The Technics SX-WSA1 was released in 1995 in a bold move by a company that had up until that point focused mostly on stereo equipment as well as organs and electric pianos. During this period, electronic synths were the domain of Yamaha, but Technics set out ot improve their synth over the competition in every way. Unfortunately, while they created a very competent synthesizer, Technics had no idea how to market and sell it. The high price tag for the time also meant less sales for them and, in the end, very few units of the SX-WSA1 were ever made.
The SX-WSA1 made use of Acoustic Modeling Synthesis, which was a method to combine PCM waveform drivers with custom digital signal processing modeling resonators. Simply put, it was a way to simulate the sound process of acoustic instruments. It also gave users plenty of flexibility when it came to control as nearly all the modeling parameters is accessible in real-time. The goal was to give players the freedom to fully express themselves with this synth.
Since the SX-WSA1 also gives players full control over the parameters for the driver and resonator, it was a great synth for anyone who wanted to move far beyond the preset sound sets. Unique sound combinations are possible and these can also be crossfaded by key or velocity. For anyone used to synthesizers that were restricted to their presets and ROM samples, this was a revelation. Technics were also able to accomplish 64 notes of polyphony, which they did through the use of modified recordings of acoustic drivers. By including 307 drivers to select from, they were able to ease the burden on the microprocessor and deliver 64 notes of polyphony, which was usable over 32 MIDI channels.
From a design standpoint, Technics included a large 320 x 240 backlit LCD display along with enough buttons to make adjustments with ease. Programming the SX-WSA1 was also relatively easy in comparison to similar synthesizers of the time. The SX-WSA1 features a 61 key keyboard with velocity and aftertouch, but a rack mounted version was also made.

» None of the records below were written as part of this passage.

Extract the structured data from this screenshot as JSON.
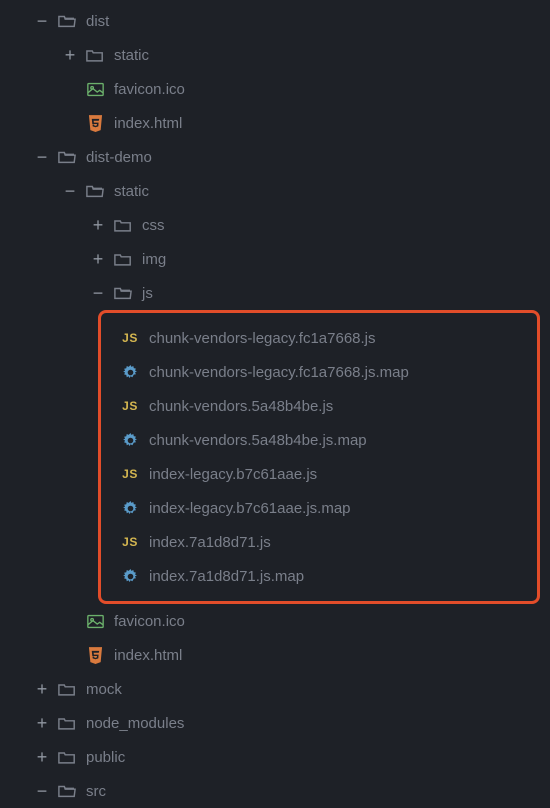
{
  "tree": {
    "dist": {
      "label": "dist",
      "static": {
        "label": "static"
      },
      "favicon": {
        "label": "favicon.ico"
      },
      "index": {
        "label": "index.html"
      }
    },
    "distdemo": {
      "label": "dist-demo",
      "static": {
        "label": "static",
        "css": {
          "label": "css"
        },
        "img": {
          "label": "img"
        },
        "js": {
          "label": "js",
          "files": [
            "chunk-vendors-legacy.fc1a7668.js",
            "chunk-vendors-legacy.fc1a7668.js.map",
            "chunk-vendors.5a48b4be.js",
            "chunk-vendors.5a48b4be.js.map",
            "index-legacy.b7c61aae.js",
            "index-legacy.b7c61aae.js.map",
            "index.7a1d8d71.js",
            "index.7a1d8d71.js.map"
          ]
        }
      },
      "favicon": {
        "label": "favicon.ico"
      },
      "index": {
        "label": "index.html"
      }
    },
    "mock": {
      "label": "mock"
    },
    "node_modules": {
      "label": "node_modules"
    },
    "public": {
      "label": "public"
    },
    "src": {
      "label": "src"
    }
  }
}
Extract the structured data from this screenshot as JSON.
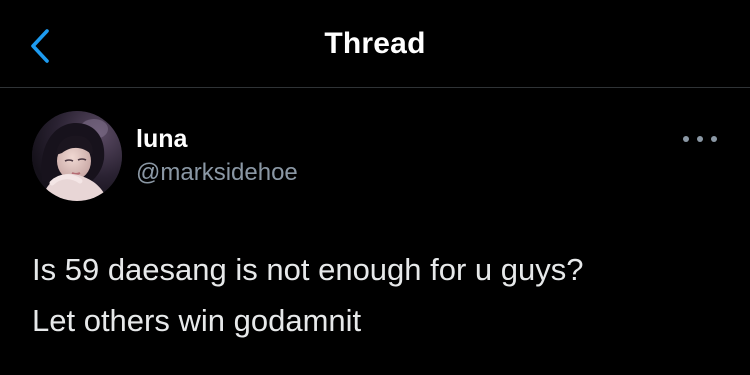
{
  "nav": {
    "title": "Thread",
    "back_icon": "chevron-left-icon",
    "accent_color": "#1d9bf0"
  },
  "tweet": {
    "author_name": "luna",
    "author_handle": "@marksidehoe",
    "avatar_icon": "profile-photo",
    "more_icon": "more-horizontal-icon",
    "text_lines": [
      "Is 59 daesang is not enough for u guys?",
      "Let others win godamnit"
    ]
  },
  "colors": {
    "background": "#000000",
    "text": "#e7e9ea",
    "secondary_text": "#8b98a5",
    "divider": "#2f3336"
  }
}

It would have been interesting to see what Technics could have accomplished if the SX-WSA1 was a success. There is no doubt that it was a synthesizer that was ahead of its time in many areas, so it is very unfortunate that a lack of marketing cut its life short. Due to the limited number of these synths that were made, it can be difficult to get your hands on one, but unlike other synths that shared a similar fate, the SX-WSA1 still remains relatively obscure instead of coveted.